Don’t Trust My Memory About St. Patrick’s Day

THE SONIC BOOMER

Tuesday, March 17 is St. Patrick’s Day. One of these days, I’m going to get to Boston and learn the proper way to celebrate. But, until then, I have to rely largely on my own imagination.

This is not as difficult as it sounds.

First, I enumerate everything I know about the holiday, which isn’t much. Here’s what I remember:

• Our grade school teacher decorated the room with shamrocks.

• We were all supposed to wear green.

• Kids wore buttons that read, “Kiss Me, I’m Irish” (much more fun in high school than in grade school).

• Snakes were driven out of Ireland, and… something to do with leprechauns.

Jumbling all this together, I conjure up a family party that includes sugar cookies cut in shamrock shapes, a room decked out in green, and snakes being driven out from under the couch by leprechauns.

No? OK, how about this… a room full of leprechauns, all wearing green “Kiss Me, I’m Irish” buttons and riding snakes.

You know, I don’t like the “snakes” component of this holiday. Let’s substitute happy, licking dogs. And leprechauns aren’t even real. What about a couple of toddlers in green diapers?

So now, St. Patrick’s Day will be celebrated by toddlers who have just raided the cookie jar being licked by a pack of happy dogs as they race around a room decorated in green shamrocks.

Well, that sounds like any old day on the micro greens farm where I’ve been living.

Fine. I am going to join every other journalist in the world and check with Google. This will promote “accuracy,” although relying on childhood memories is always so much more fun.

(Time out here for Googling, checking my e-mail and general web surfing.) Well, that took an hour, but here’s the scoop:

Evidently March 17 is known as the anniversary of the death of St. Patrick and the day Christianity officially arrived in Ireland. It is celebrated with parades and festivals and has been wildly popular ever since the 17th century, owing not to St. Pat or Christianity, but to the fact that Lenten bans on alcohol were lifted for the day. Evidently nothing retains its charm over the years more than a good tailgate party.

Pat himself was born into a wealthy family where his father was a deacon and his grandfather was a priest (not very lucrative jobs today).

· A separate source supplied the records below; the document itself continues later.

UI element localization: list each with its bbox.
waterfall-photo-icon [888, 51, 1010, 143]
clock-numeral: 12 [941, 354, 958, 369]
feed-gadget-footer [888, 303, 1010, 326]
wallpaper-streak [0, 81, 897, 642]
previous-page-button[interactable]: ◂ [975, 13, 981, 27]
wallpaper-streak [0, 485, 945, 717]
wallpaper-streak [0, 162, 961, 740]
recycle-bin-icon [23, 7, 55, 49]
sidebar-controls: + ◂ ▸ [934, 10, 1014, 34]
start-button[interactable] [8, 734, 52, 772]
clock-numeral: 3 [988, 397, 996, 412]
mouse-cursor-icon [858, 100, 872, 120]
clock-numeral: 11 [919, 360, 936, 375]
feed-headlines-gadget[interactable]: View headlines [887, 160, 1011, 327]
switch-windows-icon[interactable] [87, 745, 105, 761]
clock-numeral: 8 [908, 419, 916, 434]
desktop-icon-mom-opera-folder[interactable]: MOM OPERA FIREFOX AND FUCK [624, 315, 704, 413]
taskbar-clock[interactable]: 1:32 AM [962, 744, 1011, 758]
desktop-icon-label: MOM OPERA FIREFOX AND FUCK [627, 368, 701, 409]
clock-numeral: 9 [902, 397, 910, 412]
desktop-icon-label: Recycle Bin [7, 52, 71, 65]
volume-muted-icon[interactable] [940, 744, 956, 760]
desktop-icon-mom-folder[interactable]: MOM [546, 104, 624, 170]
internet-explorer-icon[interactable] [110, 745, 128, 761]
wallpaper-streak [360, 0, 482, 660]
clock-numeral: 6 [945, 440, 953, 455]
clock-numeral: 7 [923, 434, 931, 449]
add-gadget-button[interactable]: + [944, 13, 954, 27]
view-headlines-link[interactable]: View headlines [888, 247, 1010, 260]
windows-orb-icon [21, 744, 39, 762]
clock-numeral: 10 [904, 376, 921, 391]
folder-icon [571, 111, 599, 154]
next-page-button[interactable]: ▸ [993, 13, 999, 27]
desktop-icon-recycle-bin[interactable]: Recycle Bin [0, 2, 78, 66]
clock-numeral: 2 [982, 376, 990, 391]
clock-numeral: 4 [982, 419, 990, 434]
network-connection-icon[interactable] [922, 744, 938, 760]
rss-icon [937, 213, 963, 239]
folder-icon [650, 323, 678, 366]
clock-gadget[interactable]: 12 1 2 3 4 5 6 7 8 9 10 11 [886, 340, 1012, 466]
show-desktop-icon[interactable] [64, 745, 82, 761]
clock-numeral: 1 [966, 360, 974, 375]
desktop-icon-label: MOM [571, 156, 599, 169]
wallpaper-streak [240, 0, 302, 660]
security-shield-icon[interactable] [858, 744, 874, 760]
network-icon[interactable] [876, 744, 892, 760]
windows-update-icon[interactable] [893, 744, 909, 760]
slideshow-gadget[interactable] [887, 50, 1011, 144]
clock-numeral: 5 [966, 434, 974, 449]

At the age of 16, he was kidnapped by Irish raiders and taken as a slave to work as a shepherd. He made his way to the coast and, once home, became a priest. (Still nothing about snakes.)

However, I read that the town where St. Patrick is buried (Downpatrick, by name) hosts a parade with 82 floats, bands and performers that is watched by about 30,000. Even more interesting to me is that in Cork, the town of Dripsey hosts the day’s shortest parade — just 100 yards between the town’s two pubs.

So now Boston isn’t the epicenter of the holiday for me. I think I’d rather celebrate in Dripsey.